C. Crivelli, Virgem com o Menino, Santo Emídio, São Sebastião, São Roque, São Francisco de Assis e o Beato Tiago da Marca
Respondo à resposta de João Miguel Tavares (J.M.T.)
na sua crónica de 6 de Junho. Tendo que ser sintética, há, ainda assim, dois
brevíssimos pontos prévios.
1. O destaque dado pelo PÚBLICO ao caso da exportação,
talvez ilegal, da pintura de Crivelli enche-me o coração e consolida o acto da
compra diária do jornal. Apesar da alarmante perda de qualidade, é o único órgão
de comunicação em Portugal que tem (ainda?) jornalistas para a área da cultura
e que são muito boas.
2. A crónica de J.M.T. provocou-me uma estranha
impressão: num tempo em que as diferenças entre esquerda e direita são tão ténues,
confirmei que sou de esquerda. Não trompe l’oeil como ele diz, em desnecessária
chicana, mas com a convicção que a coisa pública existe, tem razão de ser e
deve ser defendida. Sobretudo quando se trata de heranças culturais.
Passo à resposta dele: ‘A verdade é que o país não
tem coisíssima nenhuma. O Crivelli é de Pais do Amaral.’
Para apoiar tão convicta “verdade”, J.M.T. cita o
artigo 62º da Constituição Portuguesa que garante o direito à propriedade privada.
Mas a verdade é que a Lei de Bases do Património Cultural, de 2001, foi
aprovada, por unanimidade, na Assembleia da República e não está ferida de
inconstitucionalidade. Ora, ela enuncia e regula o direito do Estado para
reduzir drasticamente os direitos à propriedade, em defesa de patrimónios que,
mesmo sendo propriedade privada, têm elevado valor cultural. É nesta civilizada
lei (que, com nuances diversas, existe em todos os países da Europa) que me
fundamentei para considerar que Portugal tinha e devia continuar a ter um
Crivelli. Ele é agora (ainda será?) de quem o comprou para o vender logo a
seguir, como antes fora, durante quase dois séculos, de uma família açoriana e,
antes dela, de sei lá de quantos proprietários de que gostaríamos de saber o nome,
só para sabermos mais sobre Crivelli.
Como é possível amesquinhar com tanta leviandade a
energia do capital simbólico perante a efemeridade ferida de morte do dinheiro?

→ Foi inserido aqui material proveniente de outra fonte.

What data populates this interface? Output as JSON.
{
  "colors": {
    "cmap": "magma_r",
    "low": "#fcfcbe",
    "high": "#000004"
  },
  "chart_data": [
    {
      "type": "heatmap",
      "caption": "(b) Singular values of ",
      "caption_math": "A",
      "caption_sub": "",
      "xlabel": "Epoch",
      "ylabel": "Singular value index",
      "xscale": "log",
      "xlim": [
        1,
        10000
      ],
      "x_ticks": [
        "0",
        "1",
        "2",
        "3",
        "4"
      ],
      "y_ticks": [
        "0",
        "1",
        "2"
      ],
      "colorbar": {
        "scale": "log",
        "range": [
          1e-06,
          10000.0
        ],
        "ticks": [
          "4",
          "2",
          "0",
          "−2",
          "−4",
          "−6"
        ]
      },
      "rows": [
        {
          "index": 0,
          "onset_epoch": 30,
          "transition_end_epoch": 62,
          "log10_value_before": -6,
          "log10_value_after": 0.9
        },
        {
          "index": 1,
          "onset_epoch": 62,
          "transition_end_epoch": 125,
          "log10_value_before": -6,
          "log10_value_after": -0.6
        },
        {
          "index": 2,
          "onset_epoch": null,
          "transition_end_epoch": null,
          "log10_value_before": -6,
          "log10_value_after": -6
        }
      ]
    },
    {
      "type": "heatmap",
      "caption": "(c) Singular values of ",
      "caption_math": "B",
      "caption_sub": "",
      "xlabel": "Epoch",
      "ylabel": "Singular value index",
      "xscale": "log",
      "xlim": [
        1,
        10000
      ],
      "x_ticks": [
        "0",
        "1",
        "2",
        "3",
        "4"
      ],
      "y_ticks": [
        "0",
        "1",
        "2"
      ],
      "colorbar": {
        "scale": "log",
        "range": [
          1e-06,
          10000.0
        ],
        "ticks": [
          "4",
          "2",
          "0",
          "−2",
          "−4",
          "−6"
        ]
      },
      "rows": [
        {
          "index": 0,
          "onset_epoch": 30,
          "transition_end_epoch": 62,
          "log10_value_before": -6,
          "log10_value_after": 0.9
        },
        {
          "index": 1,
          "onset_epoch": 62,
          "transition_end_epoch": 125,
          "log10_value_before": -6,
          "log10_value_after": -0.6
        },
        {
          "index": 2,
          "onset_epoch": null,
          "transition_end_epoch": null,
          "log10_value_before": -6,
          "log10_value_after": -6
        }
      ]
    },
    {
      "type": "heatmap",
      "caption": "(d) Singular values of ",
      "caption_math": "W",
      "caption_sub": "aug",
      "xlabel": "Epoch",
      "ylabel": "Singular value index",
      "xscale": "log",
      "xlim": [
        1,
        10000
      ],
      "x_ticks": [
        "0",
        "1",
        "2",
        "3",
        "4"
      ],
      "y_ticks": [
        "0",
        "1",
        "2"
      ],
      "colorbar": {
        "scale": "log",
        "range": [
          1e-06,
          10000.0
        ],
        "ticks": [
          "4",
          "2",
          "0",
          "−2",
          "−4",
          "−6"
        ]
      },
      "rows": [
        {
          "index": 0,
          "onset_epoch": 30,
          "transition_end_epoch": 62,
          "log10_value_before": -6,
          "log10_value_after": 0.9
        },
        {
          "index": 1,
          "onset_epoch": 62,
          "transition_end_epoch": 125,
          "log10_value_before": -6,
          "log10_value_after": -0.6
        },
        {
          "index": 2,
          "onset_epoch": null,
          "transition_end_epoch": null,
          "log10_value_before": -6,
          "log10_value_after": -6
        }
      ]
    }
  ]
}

As famílias italianas que permitiram a Crivelli criar são sombras, e se delas
guardamos memória é por terem sido mecenas dele. Só por isso um papa como Júlio
II me interessa. Não foi ele que criou Miguel Ângelo, antes este que lhe garantiu
a glória da encomenda. E Calouste Gulbenkian, pouco mais de meio século após a
sua morte, é definitivamente um museu.
A salvaguarda e valorização dos capitais simbólicos é
um traço constitutivo da cultura europeia. Precisa de ser alimentado pelas políticas
públicas e pela generosidade cívica. Coisas essenciais de que somos muito
carentes, como prova a presente história.
Nota final: o à-vontade com que J.M.T. se me dirige,
permite--me que lhe deixe um conselho, um bocado professoral. Precisa de
estudar a cultura das vanguardas russas das duas primeiras décadas do século
XX. E, como deve calcular, não é por causa dos “cartazes de Estaline”.